Tientos
Die Tientos sind, wie die Tangos, ein ursprünglicher Cante und einer der Grundpfeiler, auf denen der Flamenco ruht. Sie zeigen eigene Ausprägungen in Cádiz und in Jerez und gelten als der musikalische Stamm, aus dem die Tangos hervorgehen, mit denen sie durch Rhythmus und compás eng verwandt sind.
Ursprung und Geschichte
Die Tientos bildeten sich im 19. Jahrhundert im gitano-andalusischen Umfeld heraus, wahrscheinlich durch eine langsame Herauslösung aus den ursprünglichen Tangos hin zu einem ruhigeren Tempo und einer dichteren Melodik. Ihr Name spielt genau auf diese Art des „Tastens” oder Beginnens des Cante an, bei dem man ruhig voranschreitet, bevor man den endgültigen compás aufnimmt.
Cádiz und Jerez de la Frontera waren die beiden großen Entwicklungszentren des Stils, jedes mit seiner eigenen Prägung: die gaditanischen Tientos mit gebrochenerer Melodie und die jerezanischen mit ausgeprägt gitano-Geschmack.
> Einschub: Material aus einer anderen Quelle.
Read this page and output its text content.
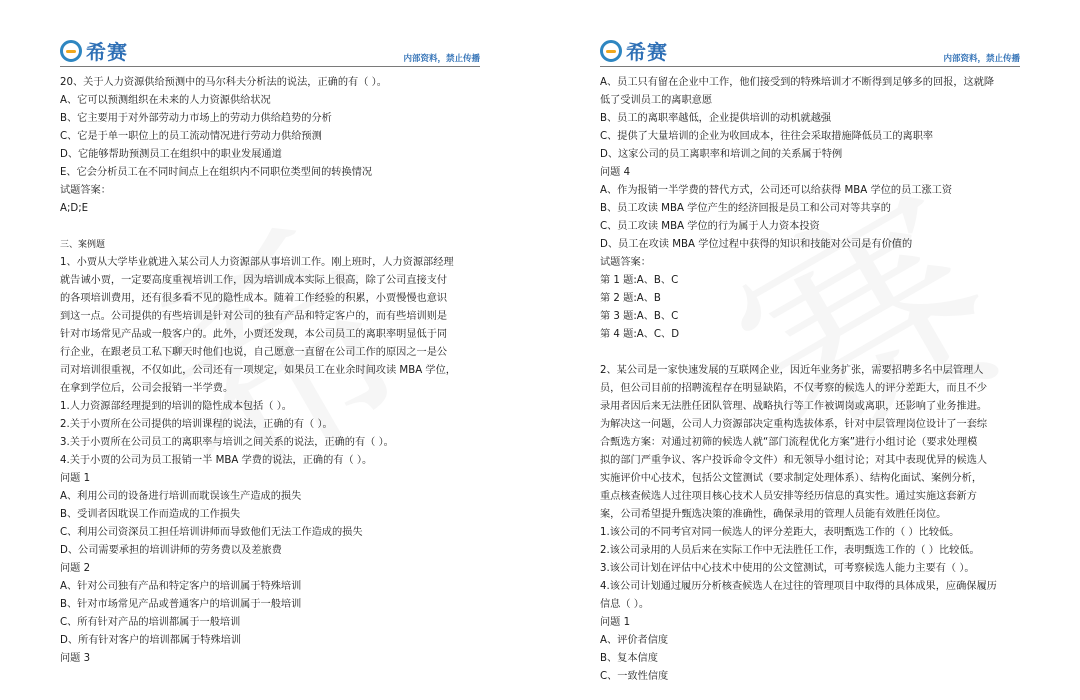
希赛	内部资料，禁止传播
20、关于人力资源供给预测中的马尔科夫分析法的说法，正确的有（ ）。
A、它可以预测组织在未来的人力资源供给状况
B、它主要用于对外部劳动力市场上的劳动力供给趋势的分析
C、它是于单一职位上的员工流动情况进行劳动力供给预测
D、它能够帮助预测员工在组织中的职业发展通道
E、它会分析员工在不同时间点上在组织内不同职位类型间的转换情况
试题答案：
A;D;E
三、案例题
1、小贾从大学毕业就进入某公司人力资源部从事培训工作。刚上班时，人力资源部经理
就告诫小贾，一定要高度重视培训工作，因为培训成本实际上很高，除了公司直接支付
的各项培训费用，还有很多看不见的隐性成本。随着工作经验的积累，小贾慢慢也意识
到这一点。公司提供的有些培训是针对公司的独有产品和特定客户的，而有些培训则是
针对市场常见产品或一般客户的。此外，小贾还发现，本公司员工的离职率明显低于同
行企业，在跟老员工私下聊天时他们也说，自己愿意一直留在公司工作的原因之一是公
司对培训很重视，不仅如此，公司还有一项规定，如果员工在业余时间攻读 MBA 学位，
在拿到学位后，公司会报销一半学费。
1.人力资源部经理提到的培训的隐性成本包括（ ）。
2.关于小贾所在公司提供的培训课程的说法，正确的有（ ）。
3.关于小贾所在公司员工的离职率与培训之间关系的说法，正确的有（ ）。
4.关于小贾的公司为员工报销一半 MBA 学费的说法，正确的有（ ）。
问题 1
A、利用公司的设备进行培训而耽误该生产造成的损失
B、受训者因耽误工作而造成的工作损失
C、利用公司资深员工担任培训讲师而导致他们无法工作造成的损失
D、公司需要承担的培训讲师的劳务费以及差旅费
问题 2
A、针对公司独有产品和特定客户的培训属于特殊培训
B、针对市场常见产品或普通客户的培训属于一般培训
C、所有针对产品的培训都属于一般培训
D、所有针对客户的培训都属于特殊培训
问题 3
希赛	内部资料，禁止传播
A、员工只有留在企业中工作，他们接受到的特殊培训才不断得到足够多的回报，这就降
低了受训员工的离职意愿
B、员工的离职率越低，企业提供培训的动机就越强
C、提供了大量培训的企业为收回成本，往往会采取措施降低员工的离职率
D、这家公司的员工离职率和培训之间的关系属于特例
问题 4
A、作为报销一半学费的替代方式，公司还可以给获得 MBA 学位的员工涨工资
B、员工攻读 MBA 学位产生的经济回报是员工和公司对等共享的
C、员工攻读 MBA 学位的行为属于人力资本投资
D、员工在攻读 MBA 学位过程中获得的知识和技能对公司是有价值的
试题答案：
第 1 题:A、B、C
第 2 题:A、B
第 3 题:A、B、C
第 4 题:A、C、D
2、某公司是一家快速发展的互联网企业，因近年业务扩张，需要招聘多名中层管理人
员，但公司目前的招聘流程存在明显缺陷，不仅考察的候选人的评分差距大，而且不少
录用者因后来无法胜任团队管理、战略执行等工作被调岗或离职，还影响了业务推进。
为解决这一问题，公司人力资源部决定重构选拔体系，针对中层管理岗位设计了一套综
合甄选方案：对通过初筛的候选人就“部门流程优化方案”进行小组讨论（要求处理模
拟的部门严重争议、客户投诉命令文件）和无领导小组讨论；对其中表现优异的候选人
实施评价中心技术，包括公文筐测试（要求制定处理体系）、结构化面试、案例分析，
重点核查候选人过往项目核心技术人员安排等经历信息的真实性。通过实施这套新方
案，公司希望提升甄选决策的准确性，确保录用的管理人员能有效胜任岗位。
1.该公司的不同考官对同一候选人的评分差距大，表明甄选工作的（ ）比较低。
2.该公司录用的人员后来在实际工作中无法胜任工作，表明甄选工作的（ ）比较低。
3.该公司计划在评估中心技术中使用的公文筐测试，可考察候选人能力主要有（ ）。
4.该公司计划通过履历分析核查候选人在过往的管理项目中取得的具体成果，应确保履历
信息（ ）。
问题 1
A、评价者信度
B、复本信度
C、一致性信度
Im Laufe der Zeit festigte sich der Cante in verschiedenen Schulen und Coplas, die heute zum Grundrepertoire jedes Flamenco-cantaors gehören, und er fand auch Eingang in den Tanz als einer der feierlichsten und ausdrucksstärksten Palos des weiblichen wie männlichen Repertoires.
Musikalische Merkmale und compás
Die Tientos werden im binären compás gesungen, demselben rhythmischen Schema von zwölf Zeiten, das sie mit den Tangos teilen, jedoch in einem deutlich langsameren und feierlicheren Tempo interpretiert. Diese Langsamkeit erlaubt eine viel breitere melodische und interpretatorische Entfaltung, weshalb sie als technisch und ausdrucksmäßig äußerst anspruchsvoller Cante gelten.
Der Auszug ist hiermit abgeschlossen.